Work Force Changing : Youth Struggle for Identity

I think there are other reasons as well - older worker are staying on the job longer as to retire now is not a good idea with the economy headed down and  inflation is headed up on food and energy. Also many students educations are worthless in our expanding high tech industries. You won't get far on an English major or sixth century cultures studies.

Yeah I know the fed says inflation is low but all one has to do is have a little experience at grocery shopping to understand the cost of food is much higher then it was four years ago and going higher everyday. Oh and the fed doesn't list food or energy in it's calculations. Really?

And energy is being held in place by government decree, no drilling or fracking expansion for oil or natural gas on federal lands, forcing families to allocate more and more of their discretionary monies on fuel for their cars and homes. And it's not an accident this is happening, this is by design which the federal reserve is playing a major role having it's fat thumb on the scales with it's bond buying policies of $85 billion a month.

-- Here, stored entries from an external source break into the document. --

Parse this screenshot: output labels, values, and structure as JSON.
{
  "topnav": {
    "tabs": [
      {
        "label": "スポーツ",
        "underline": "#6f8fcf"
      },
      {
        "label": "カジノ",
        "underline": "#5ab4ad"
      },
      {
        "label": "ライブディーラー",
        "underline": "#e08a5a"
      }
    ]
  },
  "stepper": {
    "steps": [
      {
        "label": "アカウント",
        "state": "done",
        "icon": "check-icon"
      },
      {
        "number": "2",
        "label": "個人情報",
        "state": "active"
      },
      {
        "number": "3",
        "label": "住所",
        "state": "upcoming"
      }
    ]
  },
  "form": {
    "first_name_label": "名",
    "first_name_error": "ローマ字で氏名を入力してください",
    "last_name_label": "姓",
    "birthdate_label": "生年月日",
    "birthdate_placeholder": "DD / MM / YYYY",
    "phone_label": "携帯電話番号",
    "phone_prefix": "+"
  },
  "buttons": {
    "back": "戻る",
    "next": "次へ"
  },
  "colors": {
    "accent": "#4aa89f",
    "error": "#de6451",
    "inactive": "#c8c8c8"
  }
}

Little wonder then young people will find it harder and harder to secure work having to fight not only a bad economy but they are ill prepared to cope with the new realities of modern industries. Many students have only one thing to claim as an expertise, good action with their thumbs. A very sad state of affairs.

Why the Workforce Is Lacking Young People
Source: Steve Hargreaves, "Why Young People Are Saying 'No' To the Workforce," CNN Money, October 22, 2013.
November 11, 2013

A job used to be the next step after a diploma. But now, young people aren't in any rush to start working, says CNN Money.
  • Less than 78 percent of people aged 20 to 34 either have jobs or are looking for work, according to the Bureau of Labor Statistics (BLS).
  • That's down from the peak of 83 percent in 2000, and the lowest since the 1970s.
Recessions are particularly hard on the young, with last-in, first-out policies at many organizations and a preference at firms to freeze hiring before they start laying off employees, which hurts recent grads.

"We used to say that a high school degree wasn't sufficient to provide a middle class income," says Bill Rodgers, a professor and chief economist at Rutgers University's Heldrich Center for Workforce Development. "Now we're saying no longer is a bachelor's degree."

But there are other reasons as well -- what economists call "structural changes" -- that could mean a permanent shift in workplace demographics.
  • Since 2000, married women between the ages of 25 and 34 have been leaving the labor force at a slightly higher rate than young people at large, according to BLS. There could be many reasons for that, but Rodgers thinks stagnant wages on top of rising child care costs are two of them.
  • The percentage of the people aged 55 and over in the workforce has gone from just over 30 percent in 2000 to over 40 percent currently, according to BLS.
The result is fewer opportunities on the lower end of the job ladder, which has kept a lot of millennials on the sidelines.